Nel giro di poche settimane, la dermatite nodulare contagiosa bovina (Lumpy Skin Disease – LSD) è passata da minaccia remota a fattore di rischio concreto per l’intera filiera bovina italiana, non solo sotto il profilo sanitario, ma anche su quello commerciale e politico.
L’epidemia, partita da un primo focolaio confermato il 21 giugno 2025 in provincia di Nuoro, ha rapidamente interessato altre aree della Sardegna, arrivando poi alla penisola con un caso secondario a Porto Mantovano (Mantova), in un bovino introdotto dall’isola.
Secondo l’ultimo bollettino epidemiologico veterinario, i focolai attivi sono oggi 13 in Sardegna (12 a Nuoro, 1 a Sassari), per un totale di 1.403 animali coinvolti, 104 malati confermati e 382 capi abbattuti a scopo contenitivo.
Il focolaio lombardo è stato invece dichiarato estinto il 28 giugno.
L’impatto del virus, che colpisce esclusivamente i ruminanti e non ha rilevanza per la salute umana, si è fatto sentire anche sul fronte delle esportazioni. Il 25 giugno, il Regno Unito ha adottato una misura precauzionale sospendendo l’importazione di latte crudo, bovini vivi e prodotti non termizzati dall’Italia, includendo inizialmente anche i formaggi a lunga stagionatura come Parmigiano Reggiano e Grana Padano.
Il provvedimento ha suscitato allarme nel settore, nonostante riguardasse prodotti ottenuti prima della comparsa del focolaio e sottoposti a stagionature ben oltre i limiti di sopravvivenza del virus.

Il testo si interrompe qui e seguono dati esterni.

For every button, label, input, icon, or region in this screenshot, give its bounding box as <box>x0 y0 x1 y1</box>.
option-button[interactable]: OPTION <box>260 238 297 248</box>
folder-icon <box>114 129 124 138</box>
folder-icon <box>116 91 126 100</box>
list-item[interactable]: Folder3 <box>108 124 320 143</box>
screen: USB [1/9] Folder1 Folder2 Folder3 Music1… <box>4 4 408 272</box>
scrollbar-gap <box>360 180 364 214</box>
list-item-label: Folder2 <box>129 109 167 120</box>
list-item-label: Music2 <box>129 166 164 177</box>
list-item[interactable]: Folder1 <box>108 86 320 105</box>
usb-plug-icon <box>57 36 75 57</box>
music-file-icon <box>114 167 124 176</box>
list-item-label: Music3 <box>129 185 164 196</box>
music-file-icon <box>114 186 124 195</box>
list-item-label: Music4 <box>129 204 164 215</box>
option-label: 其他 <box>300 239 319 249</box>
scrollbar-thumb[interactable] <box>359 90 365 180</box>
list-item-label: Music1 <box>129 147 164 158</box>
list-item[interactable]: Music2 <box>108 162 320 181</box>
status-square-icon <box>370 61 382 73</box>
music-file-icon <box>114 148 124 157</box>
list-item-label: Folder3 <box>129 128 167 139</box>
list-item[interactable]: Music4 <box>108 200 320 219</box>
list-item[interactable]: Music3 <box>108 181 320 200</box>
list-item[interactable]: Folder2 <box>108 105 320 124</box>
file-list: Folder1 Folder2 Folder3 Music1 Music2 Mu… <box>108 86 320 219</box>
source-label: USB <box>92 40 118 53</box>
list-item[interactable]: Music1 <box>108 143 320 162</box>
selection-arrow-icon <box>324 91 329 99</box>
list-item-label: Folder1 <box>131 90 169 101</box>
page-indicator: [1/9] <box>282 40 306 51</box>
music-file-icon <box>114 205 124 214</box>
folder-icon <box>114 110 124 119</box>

Fortunatamente, già il giorno successivo – il 26 giugno – le autorità britanniche hanno parzialmente corretto la misura, autorizzando nuovamente l’export dei formaggi italiani a condizione che sia rispettata la certificazione sanitaria GBHC416 e che i prodotti abbiano avviato la stagionatura prima del 23 maggio 2025, data considerata esente da rischio. Il Regno Unito rappresenta il quinto mercato estero per il lattiero-caseario italiano, con un valore annuo stimato in 363 milioni di euro, di cui una quota rilevante (quasi un terzo) riconducibile proprio a Parmigiano Reggiano e Grana Padano.
L’episodio si è risolto senza conseguenze strutturali, ma ha offerto un monito chiaro sulla vulnerabilità delle filiere agroalimentari rispetto a eventi sanitari anche localizzati. È bastato un focolaio in Sardegna e un singolo caso di ricaduta sulla penisola per generare barriere commerciali immediate, capaci di compromettere temporaneamente uno sbocco fondamentale per il settore.
Sul piano interno, le autorità sanitarie hanno reagito attivando zone di restrizione, screening intensivi e blocchi alle movimentazioni in Lombardia, Veneto ed Emilia-Romagna.
A queste misure si affiancano ora le prime risposte di tipo politico: tra fine giugno e inizio luglio, sono state presentate cinque interrogazioni parlamentari che chiedono al Governo interventi rapidi su vaccini, ristori e strumenti assicurativi.
La campagna vaccinale dovrebbe partire entro la terza settimana di luglio nei comuni sardi più colpiti, mentre è atteso per fine mese il decreto di riparto del Fondo emergenze zootecniche, rifinanziato con l’ultimo assestamento di bilancio.